The Reserve Bank of India has directed non-banking finance companies that have net owned funds below the minimum stipulated Rs 25 lakh (Rs 2.5 million) to shut shop following the expiry of a deadline on Thursday.
According to industry experts, around 1,000 NBFCs will have to close after this directive.
NBFCs that did not have the minimum net owned funds on January 9, 1997, were allowed to meet the requirement and carry on business for three years or till such time as specified by the RBI.
According to RBI's Report on Trends and Progress of Banking in India as of June 30, 2002, the regulator had received 36,269 applications, of which 14,077 were approved and 19,111 were rejected.
The rest of the applications are pending.
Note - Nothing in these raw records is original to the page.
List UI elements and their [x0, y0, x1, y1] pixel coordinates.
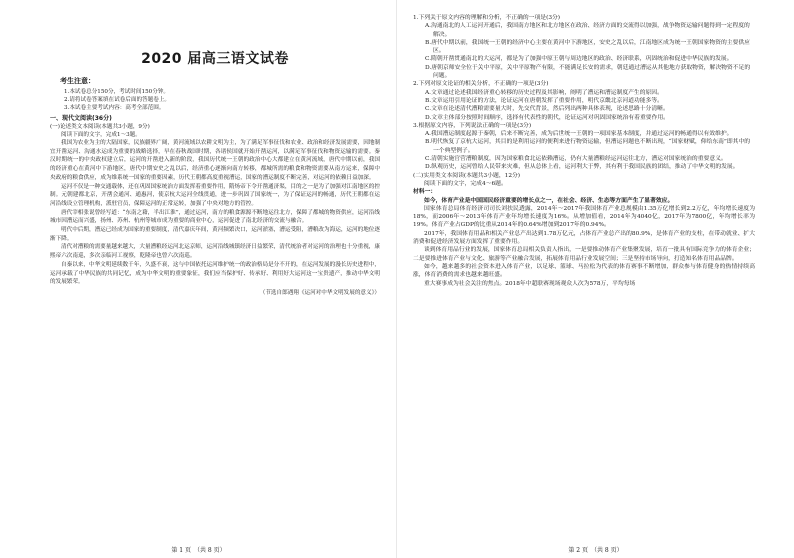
subsection-heading: (一)论述类文本阅读(本题共3小题，9分)	[50, 124, 150, 130]
reading-instruction: 阅读下面的文字，完成1～3题。	[61, 132, 141, 138]
page-footer: 第 2 页 （共 8 页）	[568, 547, 623, 554]
left-column	[50, 14, 380, 298]
answer-option: C.清朝实施官营漕粮制度，因为国家粮食北运依赖漕运，仍有大量漕粮经运河运往北方，漕运对国家统治的重要意义。	[425, 156, 727, 163]
answer-option: D.文章主体部分按照时间顺序，选择有代表性的朝代，论证运河对巩固国家统治有着重要作用。	[425, 114, 669, 121]
notice-item: 3.本试卷主要考试内容：高考全部范围。	[64, 105, 165, 111]
passage-paragraph: 明代中后期，漕运已经成为国家的重要制度，清代嘉庆年间，黄河频繁决口，运河淤塞，漕运受阻，漕粮改为海运，运河的地位逐渐下降。	[50, 227, 380, 242]
answer-option: B.唐代中期以前，我国统一王朝的经济中心主要在黄河中下游地区，安史之乱以后，江南地区成为统一王朝国家物资的主要供应区。	[425, 39, 750, 55]
notice-item: 1.本试卷总分150分，考试时间150分钟。	[64, 89, 170, 95]
right-column	[413, 14, 755, 288]
material-paragraph: 谈到体育用品行业的发展，国家体育总局相关负责人指出，一是要推动体育产业集聚发展，培育一批具有国际竞争力的体育企业；二是要推进体育产业与文化、旅游等产业融合发展，拓展体育用品行业发展空间；三是坚持市场导向，打造知名体育用品品牌。	[413, 247, 755, 262]
passage-paragraph: 自秦以来，中华文明延续数千年，久盛不衰，这与中国依托运河维护统一的政治格局是分不开的，在运河发展的漫长历史进程中，运河承载了中华民族的共同记忆，成为中华文明的重要象征，我们应当保护好、传承好、利用好大运河这一宝贵遗产，推动中华文明的发展繁荣。	[50, 261, 380, 286]
material-paragraph: 国家体育总局体育经济司司长刘扶民透露，2014年～2017年我国体育产业总规模由1.35万亿增长到2.2万亿，年均增长速度为18%，而2006年～2013年体育产业年均增长速度为16%。从增加值看，2014年为4040亿，2017年为7800亿，年均增长率为19%。体育产业占GDP的比重从2014年的0.64%增加到2017年的0.94%。	[413, 205, 755, 229]
material-paragraph: 如今，越来越多的社会资本进入体育产业，以足球、篮球、马拉松为代表的体育赛事不断增加，群众参与体育健身的热情持续高涨，体育消费的需求也越来越旺盛。	[413, 263, 755, 279]
passage-paragraph: 唐代宰相张说曾经写道：“东南之藉，半出江淮”，通过运河，南方的粮食源源不断地运往北方，保障了都城的物资供应，运河沿线城市因漕运而兴盛，扬州、苏州、杭州等城市成为重要的商业中心，运河促进了南北经济的交流与融合。	[50, 209, 380, 225]
answer-option: C.文章在论述清代漕粮需要量大时，先交代背景，然后列出两种具体表现，论述思路十分清晰。	[425, 106, 669, 113]
notice-item: 2.请将试卷答案填在试卷后面的答题卷上。	[64, 97, 171, 103]
material-paragraph: 重大赛事成为社会关注的焦点。2018年中超联赛现场观众人次为578万，平均每场	[424, 280, 636, 287]
material-paragraph: 2017年，我国体育用品和相关产业总产出达到1.78万亿元，占体育产业总产出的80.9%，是体育产业的支柱，在带动就业、扩大消费和促进经济发展方面发挥了重要作用。	[413, 230, 755, 246]
answer-option: C.隋朝开凿贯通南北的大运河，都是为了加强中原王朝与周边地区的政治、经济联系，巩固统治和促进中华民族的发展。	[425, 56, 733, 63]
question-1: 1.下列关于原文内容的理解和分析，不正确的一项是(3分)	[413, 15, 561, 21]
exam-title: 2020 届高三语文试卷	[141, 51, 289, 67]
source-credit: （节选自郎遇翔《运河对中华文明发展的意义》）	[259, 289, 380, 296]
answer-option: D.唐朝京师安全位于关中平原，关中平原物产有限，不能满足长安的需求，朝廷通过漕运从其他地方获取物资，解决物资不足的问题。	[425, 64, 751, 80]
subsection-heading: (二)实用类文本阅读(本题共3小题，12分)	[413, 172, 521, 179]
reading-instruction: 阅读下面的文字，完成4～6题。	[424, 180, 507, 187]
passage-paragraph: 运河不仅是一种交通载体，还在巩固国家统治方面发挥着重要作用，隋炀帝下令开凿通济渠，目的之一是为了加强对江南地区的控制。元朝建都北京，开凿会通河、通惠河，使京杭大运河全线贯通，进一步巩固了国家统一，为了保证运河的畅通，历代王朝都在运河沿线设立管理机构，派驻官员，保障运河的正常运转，加强了中央对地方的管控。	[50, 183, 380, 207]
answer-option: A.我国漕运制度起源于秦朝，后来不断完善，成为后世统一王朝的一项国家基本制度，并通过运河的畅通得以有效维护。	[425, 131, 733, 138]
material-title: 材料一：	[413, 189, 437, 196]
answer-option: B.明代恢复了京杭大运河，其目的是利用运河的便利来进行物资运输，但漕运问题也不断出现，“国家财赋，仰给东南”即其中的一个典型例子。	[425, 139, 751, 154]
passage-paragraph: 清代对漕粮的需要量越来越大，大量漕粮经运河北运京师，运河沿线城镇经济日益繁荣，清代统治者对运河的治理也十分重视，康熙帝六次南巡，多次亲临河工视察，乾隆帝也曾六次南巡。	[50, 244, 380, 260]
answer-option: B.文章运用引用论证的方法，论证运河在唐朝发挥了重要作用，明代京畿北京河道功能多等。	[425, 97, 663, 104]
right-page	[397, 0, 794, 558]
question-2: 2.下列对原文论证的相关分析，不正确的一项是(3分)	[413, 81, 549, 88]
passage-paragraph: 我国为农业为主的大陆国家，民族疆界广阔，黄河流域以农耕文明为主，为了满足军事征伐和农业、政治和经济发展需要，因地制宜开凿运河、沟通水运成为重要的战略选择，早在春秋战国时期，各诸侯国就开始开凿运河，以满足军事征伐和物资运输的需要。秦汉时期统一的中央政权建立后，运河的开凿进入新的阶段，我国历代统一王朝的政治中心大都建立在黄河流域，唐代中期以前，我国的经济重心在黄河中下游地区，唐代中期安史之乱以后，经济重心逐渐向南方转移，都城所需的粮食和物资需要从南方运来，保障中央政府的粮食供应，成为维系统一国家的重要因素，历代王朝都高度重视漕运，国家的漕运制度不断完善，对运河的依赖日益加深。	[50, 140, 380, 181]
page-footer: 第 1 页 （共 8 页）	[171, 547, 226, 554]
section-heading: 一、现代文阅读(36分)	[50, 115, 112, 122]
answer-option: A.沟通南北的人工运河开通后，我国南方地区和北方地区在政治、经济方面的交流得以加强，战争物资运输问题得到一定程度的解决。	[425, 23, 750, 38]
answer-option: A.文章通过论述我国经济重心转移的历史过程及其影响，阐明了漕运和漕运制度产生的原因。	[425, 89, 663, 96]
material-intro: 如今，体育产业是中国国民经济重要的增长点之一，在社会、经济、生态等方面产生了显著效应。	[424, 197, 674, 204]
question-3: 3.根据原文内容，下列说法正确的一项是(3分)	[413, 122, 532, 129]
answer-option: D.纵观历史，运河曾给人民带来灾难，但从总体上看，运河利大于弊，其有利于我国民族的团结，推动了中华文明的发展。	[425, 164, 739, 171]
notice-heading: 考生注意：	[60, 77, 95, 85]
Of the total approvals, only 784 companies have been permitted to accept or hold public deposits.
The central bank directive applies to all NBFCs irrespective of whether they have been granted a certificate of registration or whether a decision is pending with the regulator.
However, this directive does not apply to entities exempted from the provisions of Section 45-IA of the RBI Act, 1934.
An obligation had been imposed on the company to inform the RBI within three months of its fulfilling the net owned funds requirement.
In terms of Section 45-IA(3), the RBI could, however, consider extensions only up to a period not exceeding in aggregate six years from the date of commencement of the RBI (Amendment) Act, 1997.
However, the RBI has clarified that NBFCs that have achieved the minimum Rs 25 lakh (Rs 2.5 million) net owned funds and informed the regulator of this can carry on business until a certificate of registration is issued to them or rejection of application for registration is communicated to them.